Une révolte sociale massive
Comme au Rwanda à la fin des années 1980, le véritable enjeu est ailleurs : une révolte sociale massive contre une oligarchie corrompue, qui a démontré son incurie dans la gestion du pays. Le Burundi stagne à l’avant dernier rang mondial du revenu moyen par habitant : 90 centimes d’euro par personne et par jour. Cyniquement, le régime a fait fermer la semaine dernière le restaurant universitaire de Bujumbura, puis la cité. Il escomptait que beaucoup d’étudiants, réduits à la famine, seraient obligés de rejoindre leur famille en province et ne grossiraient plus les rangs des manifestants.
La Cour constitutionnelle, ultime palinodie ?
Tout le week end, des représentants de la communauté international ont fait pression sur le président Nkurunziza pour qu’il renonce à briguer un troisième mandat et qu’il rétablisse la liberté d’expression, préalable à des élections libres et reconnues. Le président s’est réfugié derrière un ultime agenda : la saisine par le Sénat de la Cour constitutionnelle, pour se prononcer sur la légitimité d’un pénultième mandat au regard de la Constitution et des Accords d’Arusha. On attend la décision ce lundi ou au plus tard mardi.

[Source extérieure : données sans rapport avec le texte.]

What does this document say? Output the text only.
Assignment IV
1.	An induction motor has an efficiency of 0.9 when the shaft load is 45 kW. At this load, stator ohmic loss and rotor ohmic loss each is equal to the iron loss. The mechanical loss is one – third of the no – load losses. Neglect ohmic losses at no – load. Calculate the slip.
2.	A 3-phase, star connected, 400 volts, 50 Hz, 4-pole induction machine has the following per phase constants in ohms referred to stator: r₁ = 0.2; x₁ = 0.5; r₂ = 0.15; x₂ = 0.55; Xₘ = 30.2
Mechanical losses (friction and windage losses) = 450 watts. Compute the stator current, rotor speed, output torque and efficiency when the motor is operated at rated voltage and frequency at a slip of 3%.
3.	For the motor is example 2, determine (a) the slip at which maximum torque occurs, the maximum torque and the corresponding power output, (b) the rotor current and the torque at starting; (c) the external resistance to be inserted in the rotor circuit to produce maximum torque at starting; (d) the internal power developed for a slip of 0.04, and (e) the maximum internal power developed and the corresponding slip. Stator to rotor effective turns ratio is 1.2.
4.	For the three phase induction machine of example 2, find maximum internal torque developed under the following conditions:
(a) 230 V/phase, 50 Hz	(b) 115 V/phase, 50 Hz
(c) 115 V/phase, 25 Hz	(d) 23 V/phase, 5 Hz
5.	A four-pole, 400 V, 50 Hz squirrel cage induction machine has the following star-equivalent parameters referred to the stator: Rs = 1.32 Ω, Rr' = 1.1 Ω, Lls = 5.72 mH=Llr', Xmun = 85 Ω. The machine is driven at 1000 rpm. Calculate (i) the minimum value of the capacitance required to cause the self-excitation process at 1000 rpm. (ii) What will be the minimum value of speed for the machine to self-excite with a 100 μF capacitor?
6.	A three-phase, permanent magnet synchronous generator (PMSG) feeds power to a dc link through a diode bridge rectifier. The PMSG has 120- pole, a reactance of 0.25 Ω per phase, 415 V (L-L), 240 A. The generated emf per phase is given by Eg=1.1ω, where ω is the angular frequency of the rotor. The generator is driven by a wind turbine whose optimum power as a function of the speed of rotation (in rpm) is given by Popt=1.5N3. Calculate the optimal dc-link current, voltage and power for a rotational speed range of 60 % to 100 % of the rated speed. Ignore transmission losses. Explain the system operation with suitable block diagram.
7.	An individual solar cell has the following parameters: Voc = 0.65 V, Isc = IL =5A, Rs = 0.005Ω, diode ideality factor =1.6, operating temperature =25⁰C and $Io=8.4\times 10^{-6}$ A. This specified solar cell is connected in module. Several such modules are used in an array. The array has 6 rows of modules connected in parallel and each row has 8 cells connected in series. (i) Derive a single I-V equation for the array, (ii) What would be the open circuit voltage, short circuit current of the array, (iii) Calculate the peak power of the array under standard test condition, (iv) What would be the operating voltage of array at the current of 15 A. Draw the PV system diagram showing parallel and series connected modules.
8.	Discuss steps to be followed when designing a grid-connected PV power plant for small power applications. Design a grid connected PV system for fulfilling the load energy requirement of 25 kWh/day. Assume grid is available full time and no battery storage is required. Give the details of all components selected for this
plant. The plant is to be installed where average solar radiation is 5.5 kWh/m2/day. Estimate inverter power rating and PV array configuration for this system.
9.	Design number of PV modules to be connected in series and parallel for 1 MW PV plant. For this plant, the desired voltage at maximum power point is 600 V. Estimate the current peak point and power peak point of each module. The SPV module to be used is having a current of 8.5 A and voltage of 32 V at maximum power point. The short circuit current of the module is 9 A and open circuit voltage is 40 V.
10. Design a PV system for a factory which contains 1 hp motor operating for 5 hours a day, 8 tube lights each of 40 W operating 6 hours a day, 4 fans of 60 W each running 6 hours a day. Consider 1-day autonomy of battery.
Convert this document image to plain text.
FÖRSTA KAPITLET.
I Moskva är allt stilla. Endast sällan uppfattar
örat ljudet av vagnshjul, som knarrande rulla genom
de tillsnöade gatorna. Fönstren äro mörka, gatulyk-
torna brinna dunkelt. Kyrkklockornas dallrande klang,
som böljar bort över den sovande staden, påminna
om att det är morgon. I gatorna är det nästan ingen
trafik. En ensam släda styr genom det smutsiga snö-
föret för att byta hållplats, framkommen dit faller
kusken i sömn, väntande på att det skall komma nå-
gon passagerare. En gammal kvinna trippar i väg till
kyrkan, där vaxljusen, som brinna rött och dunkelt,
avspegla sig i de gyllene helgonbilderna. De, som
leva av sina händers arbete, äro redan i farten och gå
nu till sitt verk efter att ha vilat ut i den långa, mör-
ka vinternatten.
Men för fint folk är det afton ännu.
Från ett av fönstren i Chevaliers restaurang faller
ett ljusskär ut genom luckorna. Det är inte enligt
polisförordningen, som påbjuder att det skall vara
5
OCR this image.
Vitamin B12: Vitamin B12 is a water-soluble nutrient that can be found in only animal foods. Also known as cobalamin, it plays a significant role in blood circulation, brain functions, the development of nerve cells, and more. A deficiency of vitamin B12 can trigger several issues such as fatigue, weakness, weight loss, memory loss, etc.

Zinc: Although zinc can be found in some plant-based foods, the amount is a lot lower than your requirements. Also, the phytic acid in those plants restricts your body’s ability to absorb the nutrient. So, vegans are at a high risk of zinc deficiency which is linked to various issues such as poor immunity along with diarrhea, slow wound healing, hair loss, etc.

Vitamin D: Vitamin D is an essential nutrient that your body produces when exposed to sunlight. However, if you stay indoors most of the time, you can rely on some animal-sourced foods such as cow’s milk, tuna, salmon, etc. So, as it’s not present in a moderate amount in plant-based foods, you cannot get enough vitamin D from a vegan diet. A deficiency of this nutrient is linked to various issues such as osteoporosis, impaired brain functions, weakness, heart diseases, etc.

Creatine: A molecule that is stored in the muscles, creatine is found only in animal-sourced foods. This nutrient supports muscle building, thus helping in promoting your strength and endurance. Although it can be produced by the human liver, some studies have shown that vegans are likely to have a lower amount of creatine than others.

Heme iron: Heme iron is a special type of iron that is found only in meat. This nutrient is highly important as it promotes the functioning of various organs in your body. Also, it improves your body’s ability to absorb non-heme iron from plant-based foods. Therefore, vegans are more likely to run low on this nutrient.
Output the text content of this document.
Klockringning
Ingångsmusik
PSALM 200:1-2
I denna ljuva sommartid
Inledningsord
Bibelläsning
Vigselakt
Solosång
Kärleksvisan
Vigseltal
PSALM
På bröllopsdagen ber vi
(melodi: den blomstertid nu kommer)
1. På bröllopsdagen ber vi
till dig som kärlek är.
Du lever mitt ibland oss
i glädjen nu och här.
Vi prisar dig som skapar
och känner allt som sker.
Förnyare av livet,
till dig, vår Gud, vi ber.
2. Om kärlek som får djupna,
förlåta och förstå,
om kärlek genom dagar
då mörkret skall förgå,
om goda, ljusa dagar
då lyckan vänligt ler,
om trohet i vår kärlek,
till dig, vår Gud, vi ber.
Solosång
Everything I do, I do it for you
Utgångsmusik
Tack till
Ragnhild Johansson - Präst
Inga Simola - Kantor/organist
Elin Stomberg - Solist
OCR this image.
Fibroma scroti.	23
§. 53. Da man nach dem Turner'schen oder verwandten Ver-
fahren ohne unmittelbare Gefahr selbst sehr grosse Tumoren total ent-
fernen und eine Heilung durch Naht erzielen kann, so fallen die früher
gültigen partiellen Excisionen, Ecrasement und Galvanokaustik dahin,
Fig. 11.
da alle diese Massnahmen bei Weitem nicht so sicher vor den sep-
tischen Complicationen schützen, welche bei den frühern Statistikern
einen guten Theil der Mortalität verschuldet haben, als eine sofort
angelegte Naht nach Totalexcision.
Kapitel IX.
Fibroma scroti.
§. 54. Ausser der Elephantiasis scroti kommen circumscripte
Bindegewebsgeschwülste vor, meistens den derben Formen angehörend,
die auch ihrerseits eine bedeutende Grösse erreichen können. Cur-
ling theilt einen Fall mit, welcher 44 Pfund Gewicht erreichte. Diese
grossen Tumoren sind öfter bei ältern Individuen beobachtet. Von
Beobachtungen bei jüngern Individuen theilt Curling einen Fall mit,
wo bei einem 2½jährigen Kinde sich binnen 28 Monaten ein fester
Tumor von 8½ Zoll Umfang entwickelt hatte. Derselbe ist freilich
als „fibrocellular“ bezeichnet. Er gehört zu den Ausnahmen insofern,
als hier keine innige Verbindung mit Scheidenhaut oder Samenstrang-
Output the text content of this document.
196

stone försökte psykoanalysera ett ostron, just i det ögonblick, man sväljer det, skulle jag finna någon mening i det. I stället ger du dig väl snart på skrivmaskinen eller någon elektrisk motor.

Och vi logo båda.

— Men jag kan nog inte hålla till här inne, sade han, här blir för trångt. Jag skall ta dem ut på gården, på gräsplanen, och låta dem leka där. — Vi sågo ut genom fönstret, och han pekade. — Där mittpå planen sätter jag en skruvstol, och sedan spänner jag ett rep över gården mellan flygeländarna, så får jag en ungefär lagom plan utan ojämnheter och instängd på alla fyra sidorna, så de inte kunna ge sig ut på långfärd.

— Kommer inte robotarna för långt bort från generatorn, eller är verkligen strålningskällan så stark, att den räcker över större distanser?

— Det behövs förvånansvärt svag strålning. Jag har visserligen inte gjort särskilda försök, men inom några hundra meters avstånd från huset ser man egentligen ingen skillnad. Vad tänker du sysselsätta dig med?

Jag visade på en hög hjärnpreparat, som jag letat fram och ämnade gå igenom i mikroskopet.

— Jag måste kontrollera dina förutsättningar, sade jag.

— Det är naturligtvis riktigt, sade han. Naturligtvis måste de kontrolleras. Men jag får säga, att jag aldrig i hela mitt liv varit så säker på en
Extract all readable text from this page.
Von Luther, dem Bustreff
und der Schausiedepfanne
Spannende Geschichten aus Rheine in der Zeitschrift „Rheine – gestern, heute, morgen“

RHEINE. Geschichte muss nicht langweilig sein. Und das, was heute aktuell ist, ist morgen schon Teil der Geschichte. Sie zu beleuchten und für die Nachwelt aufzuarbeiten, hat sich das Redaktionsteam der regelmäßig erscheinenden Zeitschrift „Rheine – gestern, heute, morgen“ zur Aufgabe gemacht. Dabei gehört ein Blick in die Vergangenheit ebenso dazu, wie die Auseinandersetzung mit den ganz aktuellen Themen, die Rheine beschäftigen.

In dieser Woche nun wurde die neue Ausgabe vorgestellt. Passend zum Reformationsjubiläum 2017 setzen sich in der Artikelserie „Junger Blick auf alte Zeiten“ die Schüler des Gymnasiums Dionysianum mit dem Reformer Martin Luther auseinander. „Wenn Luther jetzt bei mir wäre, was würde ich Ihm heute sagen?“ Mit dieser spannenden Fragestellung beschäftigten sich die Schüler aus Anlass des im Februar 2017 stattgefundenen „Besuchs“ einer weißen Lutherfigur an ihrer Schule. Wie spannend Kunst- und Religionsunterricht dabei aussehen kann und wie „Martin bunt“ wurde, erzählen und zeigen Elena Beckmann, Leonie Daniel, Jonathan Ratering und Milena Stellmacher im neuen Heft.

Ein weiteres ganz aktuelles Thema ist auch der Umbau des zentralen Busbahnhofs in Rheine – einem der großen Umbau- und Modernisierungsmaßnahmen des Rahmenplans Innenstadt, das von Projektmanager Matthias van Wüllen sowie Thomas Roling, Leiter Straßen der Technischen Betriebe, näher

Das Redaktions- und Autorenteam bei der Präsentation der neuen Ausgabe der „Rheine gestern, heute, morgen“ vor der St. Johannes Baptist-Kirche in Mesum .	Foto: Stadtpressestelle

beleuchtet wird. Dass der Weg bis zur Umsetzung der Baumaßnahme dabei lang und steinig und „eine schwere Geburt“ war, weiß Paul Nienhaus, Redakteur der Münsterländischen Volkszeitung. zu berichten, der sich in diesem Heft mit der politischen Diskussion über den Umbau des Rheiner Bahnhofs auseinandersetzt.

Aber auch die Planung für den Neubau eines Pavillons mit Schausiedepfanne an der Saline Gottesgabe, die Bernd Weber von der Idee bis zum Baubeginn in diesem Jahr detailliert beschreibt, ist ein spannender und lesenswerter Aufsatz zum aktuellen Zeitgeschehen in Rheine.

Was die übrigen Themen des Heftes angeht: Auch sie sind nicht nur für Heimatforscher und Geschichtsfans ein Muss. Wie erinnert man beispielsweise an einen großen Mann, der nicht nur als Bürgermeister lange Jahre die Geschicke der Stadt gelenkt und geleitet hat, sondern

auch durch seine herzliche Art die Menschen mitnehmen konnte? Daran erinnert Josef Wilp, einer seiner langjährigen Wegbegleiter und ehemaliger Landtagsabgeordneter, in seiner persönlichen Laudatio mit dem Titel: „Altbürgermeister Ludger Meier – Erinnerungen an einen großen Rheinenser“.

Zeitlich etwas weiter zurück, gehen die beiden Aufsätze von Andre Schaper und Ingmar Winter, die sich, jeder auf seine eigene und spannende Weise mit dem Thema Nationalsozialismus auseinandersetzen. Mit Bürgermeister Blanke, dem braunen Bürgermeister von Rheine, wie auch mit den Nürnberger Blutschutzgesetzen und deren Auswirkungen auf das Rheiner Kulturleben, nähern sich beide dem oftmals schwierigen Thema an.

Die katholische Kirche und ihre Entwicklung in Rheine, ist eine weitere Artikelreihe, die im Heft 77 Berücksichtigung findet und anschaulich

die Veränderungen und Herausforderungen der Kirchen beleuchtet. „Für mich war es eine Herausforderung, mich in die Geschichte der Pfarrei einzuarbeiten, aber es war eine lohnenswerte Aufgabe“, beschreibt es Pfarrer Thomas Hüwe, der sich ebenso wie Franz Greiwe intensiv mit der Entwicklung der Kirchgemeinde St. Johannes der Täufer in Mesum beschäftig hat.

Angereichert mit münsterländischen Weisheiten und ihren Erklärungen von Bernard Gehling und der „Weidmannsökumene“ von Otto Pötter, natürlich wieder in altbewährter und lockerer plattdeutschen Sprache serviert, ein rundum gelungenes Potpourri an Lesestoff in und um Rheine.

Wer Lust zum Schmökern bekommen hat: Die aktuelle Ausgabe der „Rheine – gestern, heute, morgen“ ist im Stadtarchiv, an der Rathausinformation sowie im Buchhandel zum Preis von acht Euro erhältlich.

Si les juges suprêmes – nommés par le président – avalisent son jusqu’auboutisme, la semaine qui s’ouvre sera celle de tous les dangers. Le Collectif contre le troisième mandat a repris des forces et pourrait inaugurer de nouvelles formes de protestation. Il a trouvé un relatif appui dans l’armée burundaise, qui s’est souvent interposée entre les manifestants et la police la semaine dernière, pour empêcher les policiers de tirer.
Si le ministre burundais de la Sécurité publique qualifie les manifestants de « terroristes », celui de la Défense a réaffirmé la neutralité de l’armée burundaise. Une neutralité qui pourrait tomber, comme au Burkina Faso. Et le Conseil de sécurité des Nations Unies n’a pas dit son dernier mot, si le chef de l’Etat s’entête. Disposant d’informations sur l’agenda machiavélique du président du Burundi, il pourrait engager rapidement une procédure devant la Cour pénale permanente visant aussi bien Pierre Nkurunziza que sa clique.
Ce lundi 4 mai, les manifestations ont repris de plus belle à Bujumbura. Selon l’AFP, « dans les quartiers de Musaga et Nyakkabiga, à la suite de violents affrontements, la police a ouvert le feu et tiré à balle réelle sur des manifestants qui jetaient des pierres ». Au moins deux personnes ont été tuées et plusieurs autres blessées par balle.
Jean-François DUPAQUIER
Merci pour ce article bien fouillé. Décidément les hommes forts de l’Afrique n’ont pas encore compris que le temps a changé. Que sert à l’homme de s’accrocher au fauteuil présidentiel s’il doit mettre son pays à feu et sang? La communauté internationale doit cesser de souffler le chaud et le froid pour dire à Nkuruziza clairement qu’il doit partir avant qu’on ne le fasse partir. Il faut savoir quitter le pouvoir avant que celui-ci ne vous quitte. Comprenne qui peut!